Türkiye, sığınmacılar konusunda ne yapmalı? ‘Savaş bitince koruma rejimi de sonlandırılır’

2011’de başlayan iç savaştan bu yana süren istikrarsızlık döneminde ülkeden kaçan Suriyelilerin ülkelerine dönme durumları gündemde. Ankara Barosu Mülteci Hakları Merkezi Başkanı Avukat Onur Özcan Yeniay’a göre, kırılgan gruplar ile alakalı özel çalışma yapılması gerekiyor.

Eylül Barut

Suriye’de cihatçı terör örgütü Heyet Tahrir Şam (HTŞ) öncülüğündeki silahlı grupların Suriye’nin Başkenti Şam’a girmesinin ardından 61 yıllık Baas iktidarı sona erdi, 24 yıldır ülkeyi yöneten Suriye Devlet Başkanı Beşşar Esad’ın ise ülkeden ayrıldığı açıklandı. 2011 yılında başlayan iç savaş sonrası istikrarsızlık dönemi süresince ülkeden kaçan Suriyelilerin ise ülkelerine dönüşleri başladı. Gazetemiz Cumhuriyet’e konuşan Ankara Barosu Mülteci Hakları Merkezi Başkanı Av. Onur Özcan Yeniay, Türkiye’de Geçici Koruma Altında statüsünde bulunan Suriyelilerin ülkelerine dönmeleri hâlinde yaşanacakları hukuki boyutuyla değerlendirdi.

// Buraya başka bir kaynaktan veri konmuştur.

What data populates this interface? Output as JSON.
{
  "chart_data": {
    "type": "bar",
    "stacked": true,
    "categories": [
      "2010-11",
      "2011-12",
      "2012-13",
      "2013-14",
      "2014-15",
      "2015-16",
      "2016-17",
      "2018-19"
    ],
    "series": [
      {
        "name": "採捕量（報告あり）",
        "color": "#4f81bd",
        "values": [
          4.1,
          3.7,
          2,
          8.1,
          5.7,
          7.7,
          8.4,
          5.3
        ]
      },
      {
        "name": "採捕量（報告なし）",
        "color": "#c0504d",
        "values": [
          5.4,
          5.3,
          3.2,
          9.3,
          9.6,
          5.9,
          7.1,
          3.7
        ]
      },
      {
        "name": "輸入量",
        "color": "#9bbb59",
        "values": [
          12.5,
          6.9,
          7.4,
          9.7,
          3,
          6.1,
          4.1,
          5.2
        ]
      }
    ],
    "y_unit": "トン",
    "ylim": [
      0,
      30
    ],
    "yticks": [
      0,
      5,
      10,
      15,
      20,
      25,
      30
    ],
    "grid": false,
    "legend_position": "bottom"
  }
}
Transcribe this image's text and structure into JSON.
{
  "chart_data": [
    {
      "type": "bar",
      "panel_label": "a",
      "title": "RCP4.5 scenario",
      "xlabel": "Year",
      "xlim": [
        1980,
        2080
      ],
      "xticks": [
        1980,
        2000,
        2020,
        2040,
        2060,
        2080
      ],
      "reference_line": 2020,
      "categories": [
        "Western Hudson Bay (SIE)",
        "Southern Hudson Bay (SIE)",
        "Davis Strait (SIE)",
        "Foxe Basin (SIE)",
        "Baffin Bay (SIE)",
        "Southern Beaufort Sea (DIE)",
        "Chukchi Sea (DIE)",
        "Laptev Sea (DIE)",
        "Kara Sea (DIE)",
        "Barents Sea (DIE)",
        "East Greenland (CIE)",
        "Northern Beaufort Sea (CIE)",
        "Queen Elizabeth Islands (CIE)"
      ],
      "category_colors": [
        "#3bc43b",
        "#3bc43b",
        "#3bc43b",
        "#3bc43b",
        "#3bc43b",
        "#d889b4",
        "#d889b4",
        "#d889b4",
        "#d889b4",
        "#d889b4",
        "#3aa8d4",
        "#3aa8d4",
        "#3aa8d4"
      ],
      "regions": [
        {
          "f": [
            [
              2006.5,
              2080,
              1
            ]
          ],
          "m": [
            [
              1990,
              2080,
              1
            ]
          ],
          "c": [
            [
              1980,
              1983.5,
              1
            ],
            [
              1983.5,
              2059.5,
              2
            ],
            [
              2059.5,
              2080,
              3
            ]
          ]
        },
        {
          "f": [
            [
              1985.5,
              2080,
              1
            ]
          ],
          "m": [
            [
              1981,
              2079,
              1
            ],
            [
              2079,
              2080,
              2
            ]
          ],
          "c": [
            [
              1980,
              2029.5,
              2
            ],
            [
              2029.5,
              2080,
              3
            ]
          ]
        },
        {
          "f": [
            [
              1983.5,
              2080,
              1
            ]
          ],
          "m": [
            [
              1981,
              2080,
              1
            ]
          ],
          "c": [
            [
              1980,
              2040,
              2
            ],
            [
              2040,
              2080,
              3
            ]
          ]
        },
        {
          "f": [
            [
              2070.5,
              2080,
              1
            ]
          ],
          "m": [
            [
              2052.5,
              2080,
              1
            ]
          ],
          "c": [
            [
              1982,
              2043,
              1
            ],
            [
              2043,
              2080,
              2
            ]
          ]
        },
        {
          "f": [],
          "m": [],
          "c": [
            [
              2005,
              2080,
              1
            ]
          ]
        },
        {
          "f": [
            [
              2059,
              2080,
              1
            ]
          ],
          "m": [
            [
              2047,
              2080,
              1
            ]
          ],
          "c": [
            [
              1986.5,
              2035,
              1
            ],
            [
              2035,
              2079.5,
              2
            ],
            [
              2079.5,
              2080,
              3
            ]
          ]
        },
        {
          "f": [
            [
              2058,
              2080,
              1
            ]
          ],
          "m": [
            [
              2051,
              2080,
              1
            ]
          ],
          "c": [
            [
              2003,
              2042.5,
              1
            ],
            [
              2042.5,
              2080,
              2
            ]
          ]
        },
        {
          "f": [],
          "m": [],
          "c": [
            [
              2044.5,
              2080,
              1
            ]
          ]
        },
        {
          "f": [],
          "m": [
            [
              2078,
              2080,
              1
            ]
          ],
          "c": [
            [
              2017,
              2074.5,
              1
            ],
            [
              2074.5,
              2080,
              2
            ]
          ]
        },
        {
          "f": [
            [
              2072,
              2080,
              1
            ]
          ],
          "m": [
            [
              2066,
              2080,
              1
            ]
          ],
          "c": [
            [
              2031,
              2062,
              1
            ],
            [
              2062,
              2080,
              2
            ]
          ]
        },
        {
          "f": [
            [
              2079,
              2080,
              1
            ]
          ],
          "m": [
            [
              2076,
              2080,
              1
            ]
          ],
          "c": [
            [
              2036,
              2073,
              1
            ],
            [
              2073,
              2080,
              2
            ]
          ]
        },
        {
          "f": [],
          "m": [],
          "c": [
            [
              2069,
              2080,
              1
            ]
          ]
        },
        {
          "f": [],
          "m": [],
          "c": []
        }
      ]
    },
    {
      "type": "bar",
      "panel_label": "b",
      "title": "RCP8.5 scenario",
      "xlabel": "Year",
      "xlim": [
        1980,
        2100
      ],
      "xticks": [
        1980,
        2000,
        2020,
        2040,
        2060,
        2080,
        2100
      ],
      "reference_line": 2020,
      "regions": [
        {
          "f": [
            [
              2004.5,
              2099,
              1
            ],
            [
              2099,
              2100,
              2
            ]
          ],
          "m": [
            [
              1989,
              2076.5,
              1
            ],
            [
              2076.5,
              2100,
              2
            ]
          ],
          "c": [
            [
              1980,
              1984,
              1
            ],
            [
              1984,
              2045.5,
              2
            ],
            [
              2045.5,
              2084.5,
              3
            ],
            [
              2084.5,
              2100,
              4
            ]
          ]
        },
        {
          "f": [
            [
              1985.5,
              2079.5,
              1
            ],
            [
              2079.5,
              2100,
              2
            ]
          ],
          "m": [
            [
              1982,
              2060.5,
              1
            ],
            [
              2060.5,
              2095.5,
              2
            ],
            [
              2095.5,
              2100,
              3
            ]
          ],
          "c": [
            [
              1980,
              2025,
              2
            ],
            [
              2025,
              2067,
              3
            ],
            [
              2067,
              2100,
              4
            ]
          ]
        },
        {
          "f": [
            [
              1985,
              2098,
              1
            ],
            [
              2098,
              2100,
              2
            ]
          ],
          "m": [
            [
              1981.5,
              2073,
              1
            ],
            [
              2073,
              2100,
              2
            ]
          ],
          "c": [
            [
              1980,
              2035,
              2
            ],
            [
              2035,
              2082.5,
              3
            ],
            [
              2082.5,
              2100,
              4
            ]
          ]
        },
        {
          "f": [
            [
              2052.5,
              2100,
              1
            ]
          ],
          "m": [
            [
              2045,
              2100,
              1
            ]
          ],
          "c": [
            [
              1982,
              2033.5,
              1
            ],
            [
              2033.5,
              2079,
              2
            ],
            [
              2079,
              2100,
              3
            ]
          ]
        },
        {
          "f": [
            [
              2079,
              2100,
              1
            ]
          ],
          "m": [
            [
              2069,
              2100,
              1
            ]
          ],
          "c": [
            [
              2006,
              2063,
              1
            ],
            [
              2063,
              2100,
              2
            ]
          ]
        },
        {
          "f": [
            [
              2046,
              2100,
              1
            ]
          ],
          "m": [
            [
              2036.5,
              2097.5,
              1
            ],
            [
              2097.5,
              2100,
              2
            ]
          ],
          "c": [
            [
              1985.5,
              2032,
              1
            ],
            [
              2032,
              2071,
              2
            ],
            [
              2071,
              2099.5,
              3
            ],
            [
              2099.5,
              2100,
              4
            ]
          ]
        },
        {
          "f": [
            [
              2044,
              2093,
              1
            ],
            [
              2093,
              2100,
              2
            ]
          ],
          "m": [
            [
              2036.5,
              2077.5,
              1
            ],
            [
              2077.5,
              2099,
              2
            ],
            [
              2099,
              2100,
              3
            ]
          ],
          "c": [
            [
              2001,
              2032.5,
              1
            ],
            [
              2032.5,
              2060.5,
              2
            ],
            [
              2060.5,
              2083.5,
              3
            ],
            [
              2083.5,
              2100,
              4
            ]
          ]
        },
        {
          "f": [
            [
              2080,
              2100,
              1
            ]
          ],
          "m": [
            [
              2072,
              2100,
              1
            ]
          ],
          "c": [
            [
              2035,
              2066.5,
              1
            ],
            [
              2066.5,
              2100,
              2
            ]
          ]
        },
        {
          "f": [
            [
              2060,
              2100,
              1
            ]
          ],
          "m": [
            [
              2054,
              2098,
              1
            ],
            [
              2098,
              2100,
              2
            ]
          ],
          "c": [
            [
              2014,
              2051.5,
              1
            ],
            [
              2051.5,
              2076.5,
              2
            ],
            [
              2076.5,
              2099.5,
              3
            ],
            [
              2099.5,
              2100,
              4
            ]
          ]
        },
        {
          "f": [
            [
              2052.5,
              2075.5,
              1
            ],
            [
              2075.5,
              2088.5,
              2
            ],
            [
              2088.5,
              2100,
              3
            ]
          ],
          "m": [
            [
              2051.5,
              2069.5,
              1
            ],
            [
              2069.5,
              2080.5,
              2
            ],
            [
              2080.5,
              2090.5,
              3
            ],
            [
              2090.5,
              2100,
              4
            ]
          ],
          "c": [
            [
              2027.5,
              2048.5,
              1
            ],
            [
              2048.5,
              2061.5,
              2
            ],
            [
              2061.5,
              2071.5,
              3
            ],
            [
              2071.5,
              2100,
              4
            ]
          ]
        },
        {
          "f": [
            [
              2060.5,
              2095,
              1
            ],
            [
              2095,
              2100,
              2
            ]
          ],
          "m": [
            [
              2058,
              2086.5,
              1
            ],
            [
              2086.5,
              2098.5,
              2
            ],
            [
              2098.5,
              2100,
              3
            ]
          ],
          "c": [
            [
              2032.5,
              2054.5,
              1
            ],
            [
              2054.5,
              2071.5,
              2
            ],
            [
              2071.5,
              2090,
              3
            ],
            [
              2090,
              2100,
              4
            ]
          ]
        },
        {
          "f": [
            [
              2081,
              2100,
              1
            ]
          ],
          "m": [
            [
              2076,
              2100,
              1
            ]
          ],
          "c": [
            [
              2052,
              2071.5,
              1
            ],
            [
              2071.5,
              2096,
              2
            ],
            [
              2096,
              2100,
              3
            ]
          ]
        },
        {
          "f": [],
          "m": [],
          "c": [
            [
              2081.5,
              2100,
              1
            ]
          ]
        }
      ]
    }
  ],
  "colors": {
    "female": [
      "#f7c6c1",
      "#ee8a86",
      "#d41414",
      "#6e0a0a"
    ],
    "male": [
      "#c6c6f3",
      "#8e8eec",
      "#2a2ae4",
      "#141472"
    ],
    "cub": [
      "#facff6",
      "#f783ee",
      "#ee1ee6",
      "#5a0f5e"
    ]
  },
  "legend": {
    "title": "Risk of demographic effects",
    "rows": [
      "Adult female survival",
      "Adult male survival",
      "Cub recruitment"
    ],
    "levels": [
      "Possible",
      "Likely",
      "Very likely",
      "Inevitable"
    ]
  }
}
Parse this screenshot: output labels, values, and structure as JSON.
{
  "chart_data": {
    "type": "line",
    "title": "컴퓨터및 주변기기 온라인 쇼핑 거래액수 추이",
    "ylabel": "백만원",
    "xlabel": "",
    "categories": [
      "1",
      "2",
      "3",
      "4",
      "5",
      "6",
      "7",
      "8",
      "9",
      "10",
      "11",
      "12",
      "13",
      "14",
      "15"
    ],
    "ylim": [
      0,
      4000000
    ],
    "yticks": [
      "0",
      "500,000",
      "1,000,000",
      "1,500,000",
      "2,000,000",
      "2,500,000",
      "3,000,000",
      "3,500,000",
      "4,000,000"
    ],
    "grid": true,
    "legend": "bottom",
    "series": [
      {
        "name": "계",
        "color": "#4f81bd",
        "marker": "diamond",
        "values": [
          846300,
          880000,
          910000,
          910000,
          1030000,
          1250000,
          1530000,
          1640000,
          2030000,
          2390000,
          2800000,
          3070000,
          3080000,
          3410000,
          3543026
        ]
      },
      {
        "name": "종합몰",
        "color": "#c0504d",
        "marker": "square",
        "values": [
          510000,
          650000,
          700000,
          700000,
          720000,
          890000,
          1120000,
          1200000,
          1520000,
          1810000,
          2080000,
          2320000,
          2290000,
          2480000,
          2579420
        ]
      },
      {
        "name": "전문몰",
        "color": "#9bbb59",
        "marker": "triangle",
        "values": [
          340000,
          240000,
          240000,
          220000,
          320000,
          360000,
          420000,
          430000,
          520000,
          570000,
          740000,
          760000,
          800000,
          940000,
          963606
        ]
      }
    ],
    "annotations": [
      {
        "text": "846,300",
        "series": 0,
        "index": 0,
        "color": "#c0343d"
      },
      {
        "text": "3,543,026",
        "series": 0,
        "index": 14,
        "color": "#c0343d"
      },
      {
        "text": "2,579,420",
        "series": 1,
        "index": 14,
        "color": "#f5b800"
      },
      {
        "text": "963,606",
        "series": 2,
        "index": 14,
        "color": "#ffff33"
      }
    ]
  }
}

‘GERİ DÖNÜŞLERLE İLGİLİ TAKVİM BELİRLENEBİLİR’

Geçici Koruma rejimini kullanma yetkisinin Bakanlar Kurulu’nda olduğunu anımsatan Yeniay, “Bakanlar Kurulu bu yetkiyi belli bir grup sığınma arayan kitle için süreli olarak verebilir. Geçici Koruma Rejimi, Uluslararası Koruma Rejiminin bir alt kolu olup özünde geçicilik vardır. Türkiye’de Ukrayna Savaşı’ndan gelen ve sığınma arayan kişilere de bu rejim uygulandı ve çoğunluk için son buldu. Ayrıca bu rejim, 1951 Cenevre Sözleşmesi’nin ek protokolleri gereğince uluslararası hukukta da yer alıyor. Bu rejimin Bosna-Hersek Savaşı’nda da Yugoslavya’nın dağılmasında da savaş coğrafyasında uygulandığını biliyoruz. Yani uluslararası hukuk düzeni geçici korumanın kalıcı olmayacağını kabul eder. Bakanlar Kurulu, geçici koruma rejiminin sonlandırıldığı kararını verir ve geri dönüşlerle alakalı bir takvim belirleyebilir” dedi. 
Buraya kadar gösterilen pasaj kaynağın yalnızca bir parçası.